PDA

View Full Version : encoding type


maes
09-09-2003, 01:57 PM
What encoding type should I use if I want my XML file to contain the path of a file that the user chooses.

I can't control what's in the filename, so it should be able contain all characters that a filename can have (all chars except: \ / | * ? " < > )

Also I can't supstitute characters in the xml-file because other application might use it and they won't know if I changed anything.

the only charachter I encountered that gave a problem is the '&'. Are there any other chars that a filepath can contain and aren't allowed in an xml file?

I tried:
<?xml version="1.0" encoding="windows-1252"?>
<?xml version="1.0" encoding="ISO-8859-1"?>
<?xml version="1.0" encoding="UTF-8"?>
<?xml version="1.0" encoding="UTF-16"?>
are there any other encoding types? (not according w3schools)

I think putting a filepath in an xml-file isn't uncommon, how do people solve this problem :confused:


I also have an other question. I once downloaded an XML validator from Microsoft. It was very handy, you opened an xml-file in IE, right clicked with you mouse and in the popup menu you could choose to validate (offline). Now I can't seem to find that program anymore. I thought it was msxml, downloaded and installed it, But it didn't gave me the options to validate when I right clicked?
Does anyone know what programm that it was?

Thanks

--Maes

liorean
09-09-2003, 05:21 PM
The characters & " / \ | ? < > are not at all disallowed in all file systems. On my mac, I can find files whose names contain among others the following characters ", ?, <, >, /. & is even allowed in fat, fat32, ntfs file systems. The most generally disallowed character, in fact, is :.

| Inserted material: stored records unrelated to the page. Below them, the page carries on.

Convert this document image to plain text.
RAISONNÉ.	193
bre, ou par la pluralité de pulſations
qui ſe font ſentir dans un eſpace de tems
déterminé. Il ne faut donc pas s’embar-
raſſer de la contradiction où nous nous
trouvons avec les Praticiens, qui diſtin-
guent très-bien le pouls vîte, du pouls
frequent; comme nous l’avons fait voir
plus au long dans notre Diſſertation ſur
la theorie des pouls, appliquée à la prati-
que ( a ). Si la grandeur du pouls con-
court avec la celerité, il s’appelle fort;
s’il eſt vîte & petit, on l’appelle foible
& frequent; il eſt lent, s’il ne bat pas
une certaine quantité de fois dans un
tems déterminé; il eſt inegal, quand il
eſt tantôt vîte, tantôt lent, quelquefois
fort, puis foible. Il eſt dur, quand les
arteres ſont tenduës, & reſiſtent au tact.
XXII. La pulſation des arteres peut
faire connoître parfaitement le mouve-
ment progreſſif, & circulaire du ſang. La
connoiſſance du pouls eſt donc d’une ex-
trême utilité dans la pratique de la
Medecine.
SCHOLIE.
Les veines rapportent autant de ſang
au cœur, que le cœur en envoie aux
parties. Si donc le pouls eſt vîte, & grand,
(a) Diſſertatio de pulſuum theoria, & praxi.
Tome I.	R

What we do, is that we encode them using standard url encoding. This means, for ASCII characters, that you replace them with %nn where nn is a hexadecimal number.

Have a look at <RFC 1738 (http://www.w3.org/Addressing/rfc1738.txt) (URL)>, <RFC 2396 (http://gbiv.com/protocols/uri/rfc/rfc2396.txt) (URI)>.

No, the largest problem with file names and paths is when they happen to either include one of the reserved url characters, one of the SGML/XML control characters, or characters that conflict with the target file system or transfer method. For legal file names or urls including SGML/XML control characters, we simply escape them. " --> &amp;quot;, &amp; --> &amp;amp;, > --> &amp;gt;, < --> &amp;lt;. As for characters that conflict with target file systems, autorenaming (character replacement) or simply avoiding such filenames are the best ways. Oh, and for the transfer method problems or url reserved characters, that's where we use the %nn format.

maes
09-09-2003, 06:16 PM
>>The characters & " / \ | ? < > are not at all disallowed in all file systems
Oops forgot to tell you, I'm making a windows application. But never the less, you made a good point and I'll check for all characters.

I'll escape (or use the hex equavalent) the characters as you said.

Thanks liorean :)

Maes